Data Generator | Bivariate Poisson: Alpha | Bivariate Poisson: Delta | Game Random Intercept: Alpha | Game Random Intercept: Delta |
---|---|---|---|---|

Bivariate Poisson | 0.038 | 0.037 | 0.046 | 0.049 |

Game Random Intercept | 0.083 | 0.069 | 0.022 | 0.022 |

As would be expected, there is more error associated with estimates coming from a model that doesn’t match the data generating model. However, comparatively, there is less error associated with the game random intercept model. When the estimation model matches the generation model, the game random intercept model has mean square error values of 0.022 and 0.022 for alpha and delta parameters respectively. The bivariate Poisson model has mean square error values of 0.038 and 0.037 for these same parameters. Similarly, the game random intercept model also shows lower error when the estimation model doesn’t match the generation model. The game random intercept model has mean square error values for alpha and delta of 0.046 and 0.049 when the bivariate Poisson generated the data, whereas the bivariate Poisson has mean square error values for alpha and delta of 0.083 and 0.069 when the game random intercept model generated the data.

These results indicate that the best choice of model would be the one that matches the data generation process. Unfortunately, when using real data, the exact data generation process is impossible to know. However, these findings also show that the cost of being wrong is much less when using the game random intercept model to estimate, compared to the bivariate Poisson model.

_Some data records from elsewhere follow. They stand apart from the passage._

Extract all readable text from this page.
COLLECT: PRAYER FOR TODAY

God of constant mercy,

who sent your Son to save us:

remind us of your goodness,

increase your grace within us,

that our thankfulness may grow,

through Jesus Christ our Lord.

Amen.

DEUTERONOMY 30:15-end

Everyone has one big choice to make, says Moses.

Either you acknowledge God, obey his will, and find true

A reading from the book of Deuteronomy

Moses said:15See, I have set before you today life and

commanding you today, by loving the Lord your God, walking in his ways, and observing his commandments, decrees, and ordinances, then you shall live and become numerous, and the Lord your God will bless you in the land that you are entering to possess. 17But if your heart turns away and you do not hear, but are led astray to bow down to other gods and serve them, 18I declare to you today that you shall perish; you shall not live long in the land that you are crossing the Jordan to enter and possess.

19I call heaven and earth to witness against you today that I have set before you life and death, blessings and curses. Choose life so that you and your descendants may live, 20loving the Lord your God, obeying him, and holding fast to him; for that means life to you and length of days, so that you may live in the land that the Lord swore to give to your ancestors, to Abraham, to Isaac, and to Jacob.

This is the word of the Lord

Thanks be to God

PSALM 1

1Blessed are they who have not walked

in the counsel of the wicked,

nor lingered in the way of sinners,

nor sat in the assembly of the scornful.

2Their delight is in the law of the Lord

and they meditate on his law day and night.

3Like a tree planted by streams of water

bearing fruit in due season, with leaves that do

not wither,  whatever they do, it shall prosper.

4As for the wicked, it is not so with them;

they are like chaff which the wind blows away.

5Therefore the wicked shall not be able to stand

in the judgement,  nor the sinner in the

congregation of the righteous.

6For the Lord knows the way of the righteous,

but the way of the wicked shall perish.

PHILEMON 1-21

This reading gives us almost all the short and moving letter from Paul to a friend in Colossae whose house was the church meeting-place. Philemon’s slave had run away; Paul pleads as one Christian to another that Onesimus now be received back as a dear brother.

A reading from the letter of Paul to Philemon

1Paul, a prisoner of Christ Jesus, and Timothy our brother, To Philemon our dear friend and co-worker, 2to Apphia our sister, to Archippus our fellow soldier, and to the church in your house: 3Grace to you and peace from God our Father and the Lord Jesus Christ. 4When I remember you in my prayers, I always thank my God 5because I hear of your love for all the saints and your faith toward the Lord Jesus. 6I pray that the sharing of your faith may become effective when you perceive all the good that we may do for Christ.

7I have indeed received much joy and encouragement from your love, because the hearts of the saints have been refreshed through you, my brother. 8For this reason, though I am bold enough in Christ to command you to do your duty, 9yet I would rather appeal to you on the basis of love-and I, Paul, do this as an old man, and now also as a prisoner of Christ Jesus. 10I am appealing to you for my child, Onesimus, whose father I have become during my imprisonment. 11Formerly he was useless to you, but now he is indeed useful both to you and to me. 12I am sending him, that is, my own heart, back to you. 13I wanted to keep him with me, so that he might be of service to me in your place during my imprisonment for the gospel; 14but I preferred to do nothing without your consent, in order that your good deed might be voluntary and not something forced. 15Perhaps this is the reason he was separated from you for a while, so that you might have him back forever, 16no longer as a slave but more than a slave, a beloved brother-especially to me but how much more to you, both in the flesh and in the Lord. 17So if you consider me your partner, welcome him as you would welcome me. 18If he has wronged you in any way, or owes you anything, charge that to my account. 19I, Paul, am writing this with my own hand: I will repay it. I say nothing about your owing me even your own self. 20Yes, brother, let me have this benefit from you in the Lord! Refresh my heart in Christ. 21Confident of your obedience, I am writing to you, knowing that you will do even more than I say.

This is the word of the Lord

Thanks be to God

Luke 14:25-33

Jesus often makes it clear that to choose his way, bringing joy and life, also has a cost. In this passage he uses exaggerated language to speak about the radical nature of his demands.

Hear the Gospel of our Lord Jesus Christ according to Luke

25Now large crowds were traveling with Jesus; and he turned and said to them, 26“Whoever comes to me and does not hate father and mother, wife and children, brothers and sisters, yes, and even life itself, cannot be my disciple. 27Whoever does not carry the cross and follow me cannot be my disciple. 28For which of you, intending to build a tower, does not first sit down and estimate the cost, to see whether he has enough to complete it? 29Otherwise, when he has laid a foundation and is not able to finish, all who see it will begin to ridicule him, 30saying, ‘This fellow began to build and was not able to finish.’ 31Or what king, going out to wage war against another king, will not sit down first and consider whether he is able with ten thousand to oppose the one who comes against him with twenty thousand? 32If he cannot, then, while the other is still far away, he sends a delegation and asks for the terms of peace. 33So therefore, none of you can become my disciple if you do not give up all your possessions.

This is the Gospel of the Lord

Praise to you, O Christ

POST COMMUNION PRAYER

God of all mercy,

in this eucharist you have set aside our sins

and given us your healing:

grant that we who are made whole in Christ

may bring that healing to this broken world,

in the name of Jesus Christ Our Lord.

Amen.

## 3.5 Summary of findings

The findings from the simulation study indicate that the game random intercept model should be the preferred model for estimating the abilities of soccer teams. Across data generating models, the game random intercept model was better able to recover the true parameters (Section 3.4.1). Additionally, the game random intercept model had comparable bias and lower mean square error than the the bivariate Poisson model (Section 3.4.2).

Therefore, I will be using the game random intercept model moving forward for estimating the model on real data and predicting future games.